La inyección única reduce a la mitad el riesgo de hospitalización por COVID en un ensayo a gran escala

La inyección única reduce a la mitad el riesgo de hospitalización por COVID en un ensayo a gran escala

Una única inyección de un fármaco experimental redujo a la mitad el riesgo de hospitalización de los pacientes con COVID-19 en comparación con un placebo, según muestra un ensayo en fase avanzada. Sin embargo, el fabricante del fármaco ha declarado a Live Science que es posible que el tratamiento aún se encuentre en la fase inicial de su proceso de aprobación en Estados Unidos.

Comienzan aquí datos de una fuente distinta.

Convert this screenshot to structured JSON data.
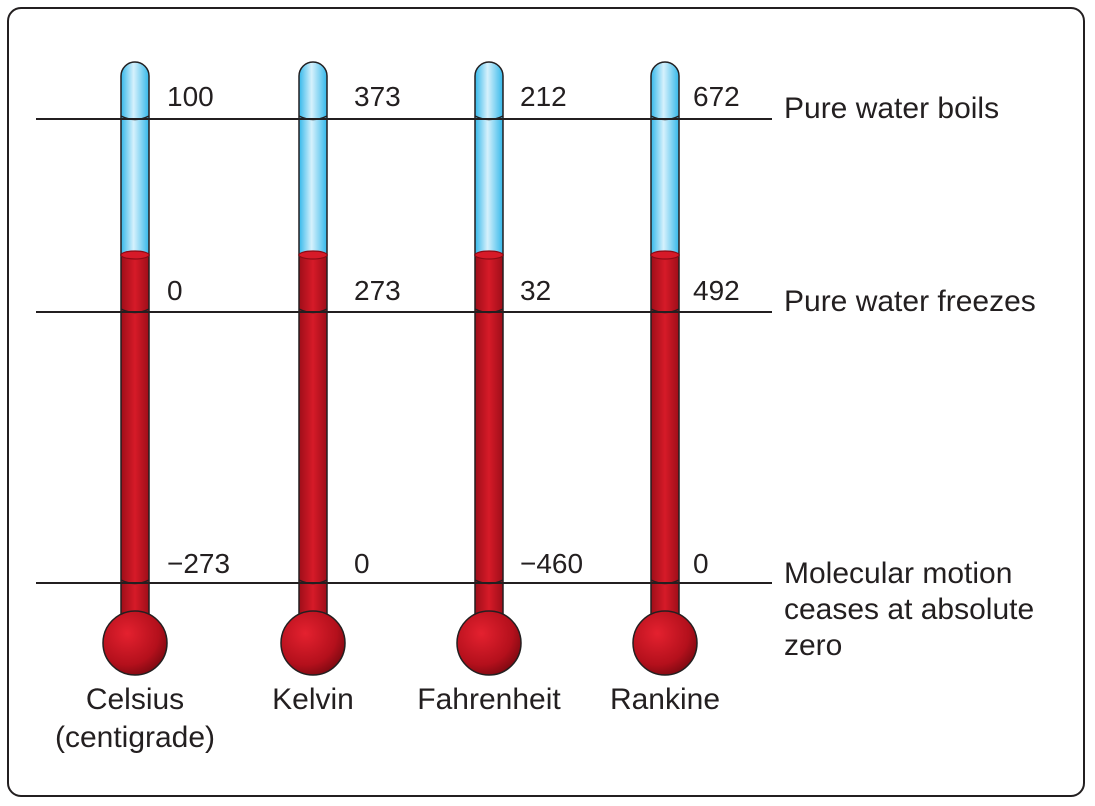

Los participantes en el ensayo recibieron una inyección del fármaco, denominado interferón lambda pegilado (PEG-lambda), en la semana siguiente a la aparición de los síntomas de COVID-19. Los que recibieron el PEG-lambda en los tres primeros días de la enfermedad fueron los más beneficiados. Los que recibieron PEG-lambda pronto, en los tres primeros días de aparición de los síntomas, fueron los más beneficiados: en general, estas personas tuvieron un 65% menos de probabilidades de ser hospitalizadas en el mes siguiente. Entre el subgrupo de estas personas que no estaban vacunadas, el riesgo de hospitalización se redujo en un 89%, en comparación con el placebo.

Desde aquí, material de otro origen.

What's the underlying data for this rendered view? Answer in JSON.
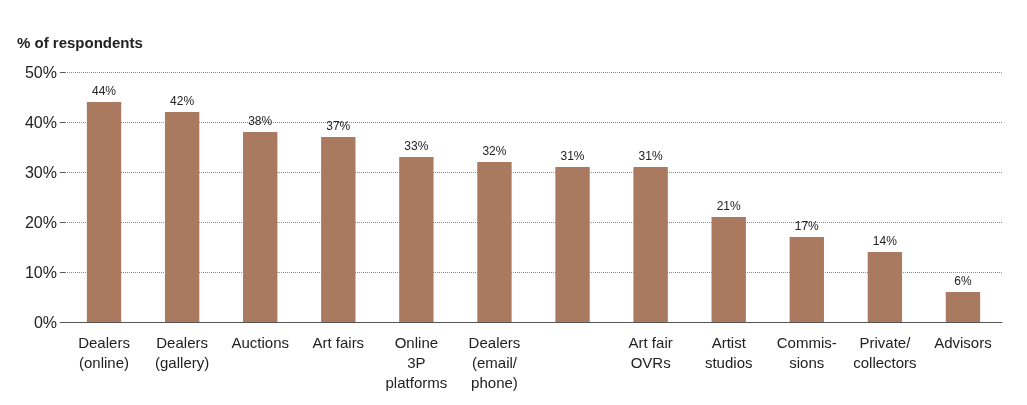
{
  "chart_data": {
    "type": "bar",
    "ylabel": "% of respondents",
    "categories": [
      "Dealers\n(online)",
      "Dealers\n(gallery)",
      "Auctions",
      "Art fairs",
      "Online\n3P\nplatforms",
      "Dealers\n(email/\nphone)",
      null,
      "Art fair\nOVRs",
      "Artist\nstudios",
      "Commis-\nsions",
      "Private/\ncollectors",
      "Advisors"
    ],
    "values": [
      44,
      42,
      38,
      37,
      33,
      32,
      31,
      31,
      21,
      17,
      14,
      6
    ],
    "value_labels": [
      "44%",
      "42%",
      "38%",
      "37%",
      "33%",
      "32%",
      "31%",
      "31%",
      "21%",
      "17%",
      "14%",
      "6%"
    ],
    "color": "#a97a60",
    "ylim": [
      0,
      50
    ],
    "yticks": [
      {
        "value": 0,
        "label": "0%"
      },
      {
        "value": 10,
        "label": "10%"
      },
      {
        "value": 20,
        "label": "20%"
      },
      {
        "value": 30,
        "label": "30%"
      },
      {
        "value": 40,
        "label": "40%"
      },
      {
        "value": 50,
        "label": "50%"
      }
    ],
    "grid": "y"
  }
}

El antivírico de Pfizer Paxlovid (nombre genérico: nirmatrelvir) también reduce en un 89% el riesgo de hospitalización de las personas no vacunadas, según un ensayo en fase avanzada (se abre en una nueva pestaña) que ayudó al fármaco a obtener la autorización de uso urgente (EUA) de la Food and Drug Administration (FDA). Sin embargo, una diferencia importante entre PEG-lambda y Paxlovid es que, mientras que el primero es una inyección de un solo uso, el segundo requiere que los usuarios tomen tres comprimidos dos veces al día durante cinco días, lo que suma un total de 30 comprimidos.

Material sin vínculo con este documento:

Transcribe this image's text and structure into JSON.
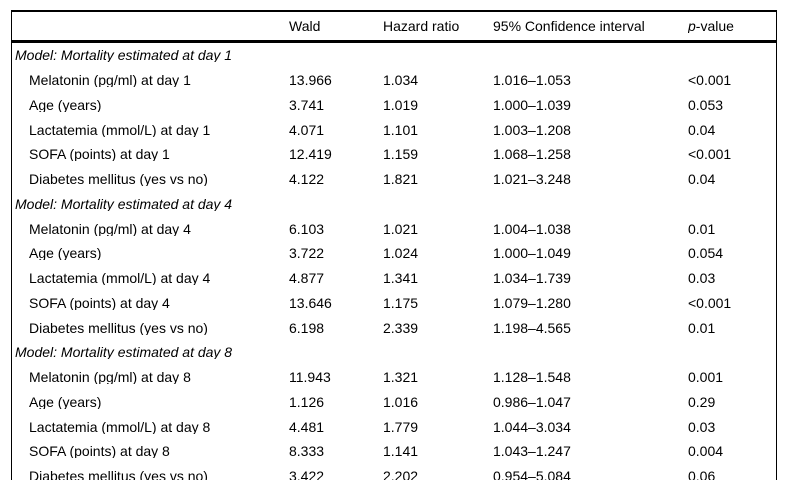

Mientras que el régimen de Paxlovid puede ser difícil de cumplir para los pacientes, "[PEG-lambda] tiene un cumplimiento del 100%, por definición, porque es una dosis y ya está", dijo el Dr. Jeffrey Glenn (se abre en una nueva pestaña), profesor de medicina y de microbiología e inmunología en la Facultad de Medicina de la Universidad de Stanford, y director de ViRx@Stanford, que desarrolla agentes antivirales para prepararse ante posibles pandemias.

Y mientras Paxlovid se dirige al coronavirus SARS-CoV-2, PEG-lambda eleva teóricamente la primera línea de defensa del sistema inmunitario contra muchos patógenos, lo que reduce las posibilidades de que el virus desarrolle resistencia a él, señaló Glenn.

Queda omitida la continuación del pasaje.